Ancak bunun yanında tiyatroyu, sinemayı, kamerayı ve sahneyi de hiç es geçmedim. Amatör de olsa yaptım. İçimdeki ses bu mesleğin peşinden gitmem gerektiğini söylüyordu çünkü çok severek yapıyordum. İyi ki o sesi dinlemişim. Oyunculuk beni mütemadiyen besliyor.
* Bir gün yönetmenlik yapmayı ya da senaryo yazmayı istiyor, o yönde de denemeler yapıyor musunuz? - İkisinin çok farklı iki algı ve matematik olduğunu düşünüyorum ve şu anda kendimde o yetiyi görmüyorum. İleride kendimi yetiştirirsem neden olmasın?
* İlhamınızı nelerden alıyorsunuz? - Çekeceğim sahneden önce müzik dinlerim. Her karakter ayrı bir müziğe, hatta müzik türüne ihtiyaç duyar çünkü. Dinlediklerim de beni o karakteri yaratırken beslemiştir her daim.
* Özlemini duyduğunuz neler var? - Kampüs hayatını özlüyorum...
* Moraliniz bozulduğunda ne yaparsınız? - Son zamanlarda yürüyüş yapıyorum çünkü beynin sağı ve solu arasında denge kurduğunu öğrendim ve bunu bizzat deneyimleyerek de test ettim.

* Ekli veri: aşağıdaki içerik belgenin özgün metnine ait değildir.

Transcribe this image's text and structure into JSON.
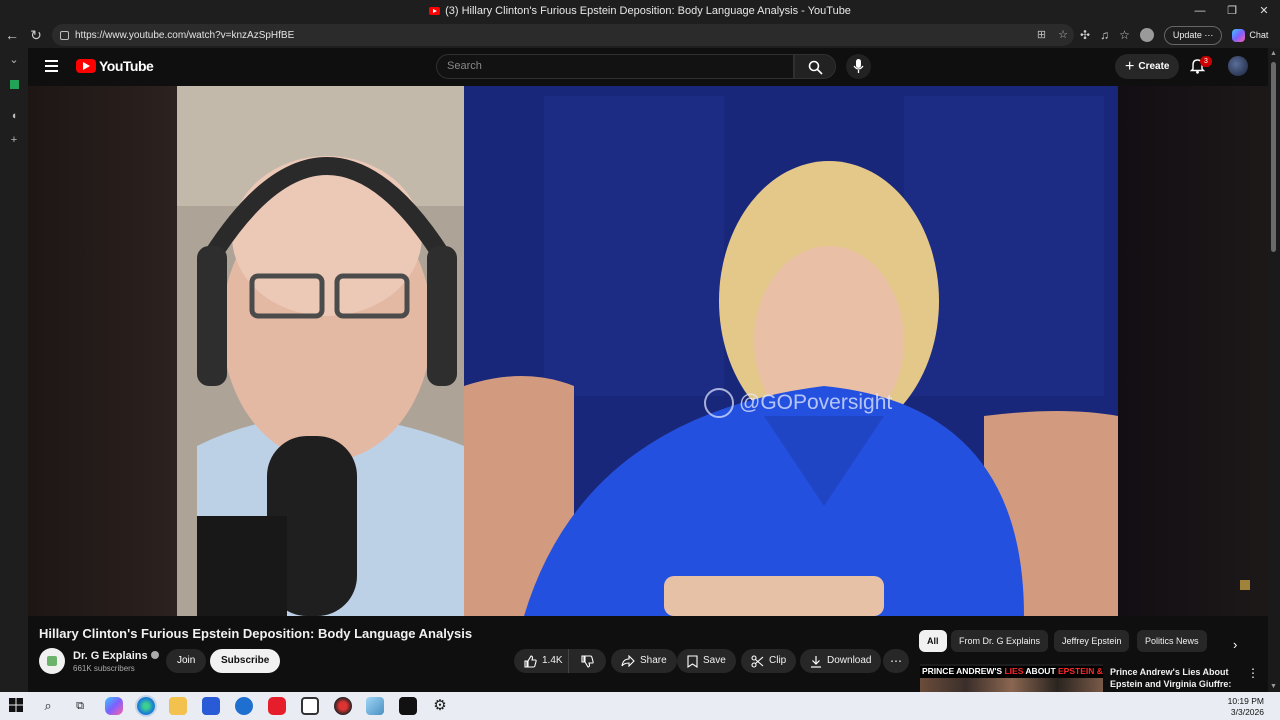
{
  "window": {
    "title": "(3) Hillary Clinton's Furious Epstein Deposition: Body Language Analysis - YouTube",
    "minimize": "—",
    "restore": "❐",
    "close": "✕"
  },
  "browser": {
    "url": "https://www.youtube.com/watch?v=knzAzSpHfBE",
    "update_label": "Update",
    "chat_label": "Chat"
  },
  "youtube": {
    "logo_text": "YouTube",
    "search_placeholder": "Search",
    "create_label": "Create",
    "notification_count": "3"
  },
  "video": {
    "watermark": "@GOPoversight",
    "title": "Hillary Clinton's Furious Epstein Deposition: Body Language Analysis",
    "channel": "Dr. G Explains",
    "subscribers": "661K subscribers",
    "join_label": "Join",
    "subscribe_label": "Subscribe",
    "likes": "1.4K",
    "share_label": "Share",
    "save_label": "Save",
    "clip_label": "Clip",
    "download_label": "Download"
  },
  "chips": [
    "All",
    "From Dr. G Explains",
    "Jeffrey Epstein",
    "Politics News"
  ],
  "related": {
    "thumb_text_1": "PRINCE ANDREW'S ",
    "thumb_text_red": "LIES",
    "thumb_text_2": " ABOUT ",
    "thumb_text_red2": "EPSTEIN & VIRGINIA",
    "title": "Prince Andrew's Lies About Epstein and Virginia Giuffre: ..."
  },
  "taskbar": {
    "time": "10:19 PM",
    "date": "3/3/2026"
  },
  "colors": {
    "youtube_red": "#ff0000",
    "background": "#0f0f0f",
    "button_bg": "#272727"
  }
}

* Erkeğin her koşulda güçlü gözükmesi gerektiğini düşünüyor musunuz? - Hem ailevi yapımdan hem de ailedeki konumumdan dolayı buna “evet” diyebilirim. Ancak güçlü gözükmek değil, güçlü olmak önemli. Güçsüz olduğunuzda bunu sakınmadan gösterebiliyor olmanız da kimi zaman güçtür.
* Bir erkekte olması gereken en önemli özellik nedir? - Onur.
* Hiç büyük bir aşk yaşadınız mı? - İlişkilerimi yoğun yaşamayı seviyorum zaten.
* Kıskanç mısınız? - Evet, ilişkilerimde biraz kıskanç olduğumu itiraf edebilirim.
* Kadınlara dair anlayamadığınız şeyler neler? - Kadınlarla empati yapmak daha zor. Zaten kadın erkek ilişkileri çok karmaşık.
* Günümüz ilişkilerinde sizce neler eksik? - Teknoloji çok ilerlediği için ilişkilerdeki iletişim şekli de değişti. Bu durum bence çok da olumlu olmadı. Birbirini görmek için üç saat soğukta bekleyen bir çiftin ilişkisi bana göre çok daha değerli ve anlamlı.